The police officer temporarily left the teens alone, and they managed to escape. A trucker driver picked up Ms Wells, and Ms Wells swam through a nearby waterway, with her hands still bound behind her back, until she reached a road and another Martin County deputy found her.

Schaefer admitted to his superior officers that he had kidnapped the girls but said it was to teach them a lesson about the dangers of hitchhiking.

“I’ve done something foolish,” he reportedly told his bosses. “You’re going to be mad at me.”

The officer was charged with aggravated assault and false imprisonment, but went free on $15,000 bail. He would eventually be convicted and given a short sentence but was still free at the time Ms Poole went missing.

In September 1972, teenagers Susan Place, 17, and Georgia Jessup, 16, went missing in Fort Lauderdale.
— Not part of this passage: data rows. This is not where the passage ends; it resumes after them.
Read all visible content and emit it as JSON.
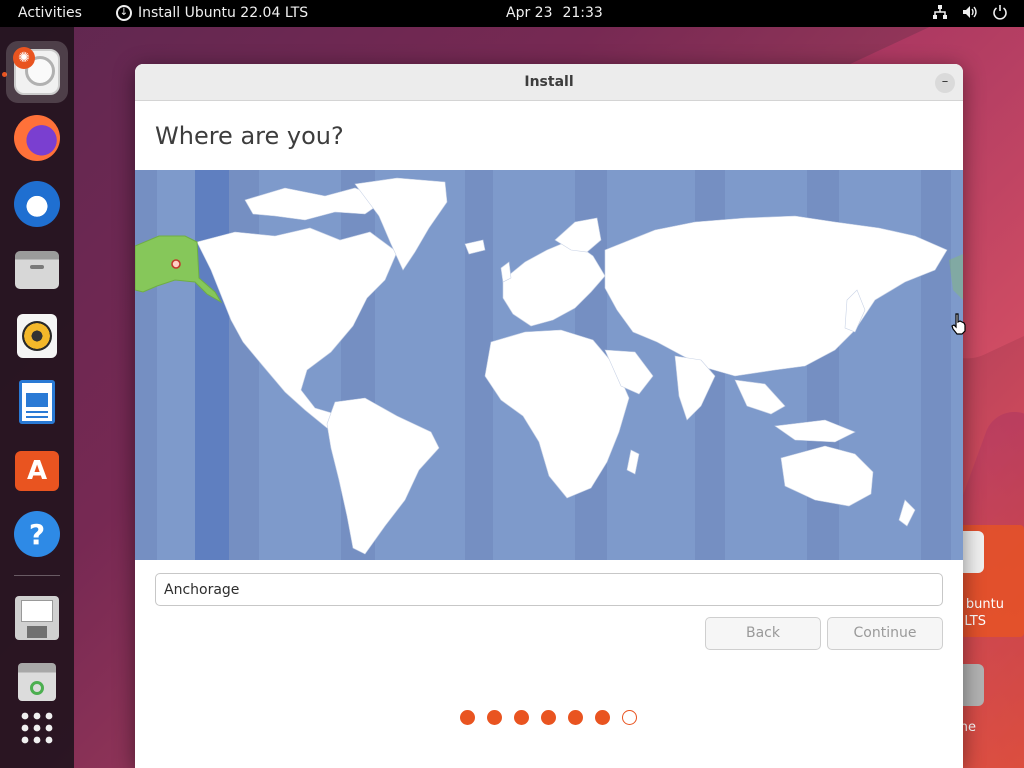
{
  "topbar": {
    "activities": "Activities",
    "app_title": "Install Ubuntu 22.04 LTS",
    "date": "Apr 23",
    "time": "21:33",
    "tray_icons": [
      "network-icon",
      "volume-icon",
      "power-icon"
    ]
  },
  "dock": {
    "items": [
      {
        "name": "ubuntu-installer",
        "icon": "installer-icon",
        "active": true
      },
      {
        "name": "firefox",
        "icon": "firefox-icon"
      },
      {
        "name": "thunderbird",
        "icon": "thunderbird-icon"
      },
      {
        "name": "files",
        "icon": "files-icon"
      },
      {
        "name": "rhythmbox",
        "icon": "rhythmbox-icon"
      },
      {
        "name": "libreoffice-writer",
        "icon": "writer-icon"
      },
      {
        "name": "app-center",
        "icon": "app-center-icon"
      },
      {
        "name": "help",
        "icon": "help-icon"
      },
      {
        "name": "disk-image",
        "icon": "disk-image-icon"
      },
      {
        "name": "trash",
        "icon": "trash-icon"
      },
      {
        "name": "show-apps",
        "icon": "app-grid-icon"
      }
    ]
  },
  "desktop": {
    "icon1_label_line1": "buntu",
    "icon1_label_line2": "LTS",
    "icon2_label": "ne"
  },
  "window": {
    "title": "Install",
    "minimize_label": "–",
    "heading": "Where are you?",
    "city_value": "Anchorage",
    "back_label": "Back",
    "continue_label": "Continue",
    "steps_total": 7,
    "steps_done": 6
  },
  "colors": {
    "accent": "#e95420",
    "map_ocean": "#7e9acb",
    "selected_zone": "#86c75a"
  }
}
Their bodies were found the following April on Hutchinson Island, close to where Ms Trotter and Ms Wells have been held.

Both Ms Place and Ms Jessup had been beheaded.
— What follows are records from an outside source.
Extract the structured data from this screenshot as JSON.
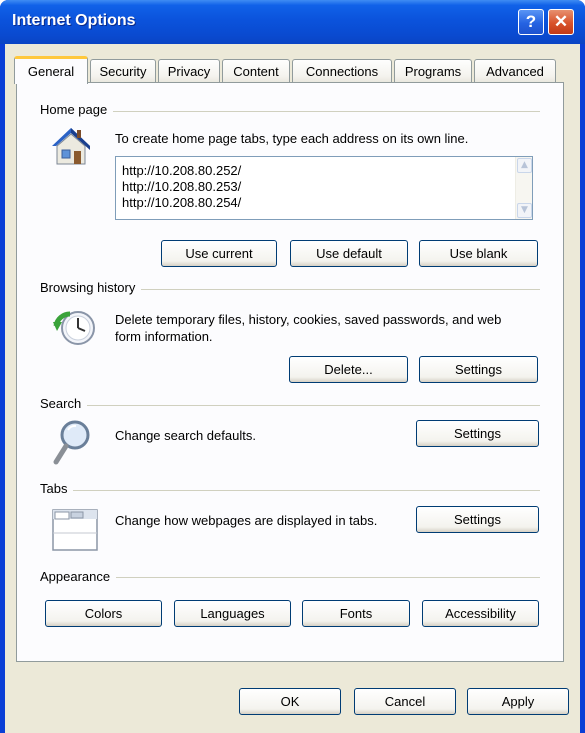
{
  "window": {
    "title": "Internet Options",
    "help_glyph": "?",
    "close_glyph": "✕"
  },
  "tabs": [
    {
      "label": "General",
      "active": true
    },
    {
      "label": "Security"
    },
    {
      "label": "Privacy"
    },
    {
      "label": "Content"
    },
    {
      "label": "Connections"
    },
    {
      "label": "Programs"
    },
    {
      "label": "Advanced"
    }
  ],
  "home_page": {
    "group_label": "Home page",
    "description": "To create home page tabs, type each address on its own line.",
    "urls": "http://10.208.80.252/\nhttp://10.208.80.253/\nhttp://10.208.80.254/",
    "use_current": "Use current",
    "use_default": "Use default",
    "use_blank": "Use blank",
    "icon": "house-icon"
  },
  "browsing_history": {
    "group_label": "Browsing history",
    "description": "Delete temporary files, history, cookies, saved passwords, and web form information.",
    "delete_button": "Delete...",
    "settings_button": "Settings",
    "icon": "history-clock-icon"
  },
  "search": {
    "group_label": "Search",
    "description": "Change search defaults.",
    "settings_button": "Settings",
    "icon": "magnifier-icon"
  },
  "tabs_section": {
    "group_label": "Tabs",
    "description": "Change how webpages are displayed in tabs.",
    "settings_button": "Settings",
    "icon": "tabs-window-icon"
  },
  "appearance": {
    "group_label": "Appearance",
    "colors": "Colors",
    "languages": "Languages",
    "fonts": "Fonts",
    "accessibility": "Accessibility"
  },
  "footer": {
    "ok": "OK",
    "cancel": "Cancel",
    "apply": "Apply"
  },
  "colors": {
    "titlebar": "#0a4ad0",
    "dialog_bg": "#ece9d8",
    "active_tab_accent": "#ffc83c"
  }
}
The day she vanished, Susan Place had told her mother Lucille that she was going to the beach with an older man, Gerry Shepherd. Suspicious, her mother took down the man’s license plate and reported it to police when she went missing. The plate belonged to a blue-green Datsun which was linked to Schaefer.

At the time their bodies were found, Schaefer was serving a six-month sentence for attacking Ms Trotter and Ms Wells. When police searched his home, they discovered drivers’ licenses, jewelry, and other items belonging to his victims.

He was subsequently convicted of the double murder and given a life sentence. Police suspect he may be linked to as many as 30 murders in the area, dating back to 1969.

Schaefer was killed in prison in the 1990s during a dispute with a fellow inmate about a cup of hot water.

Police are now searching for evidence that may link Schaefer to Ms Poole, and attempting to reach her close friends from the time to aid in their investigation.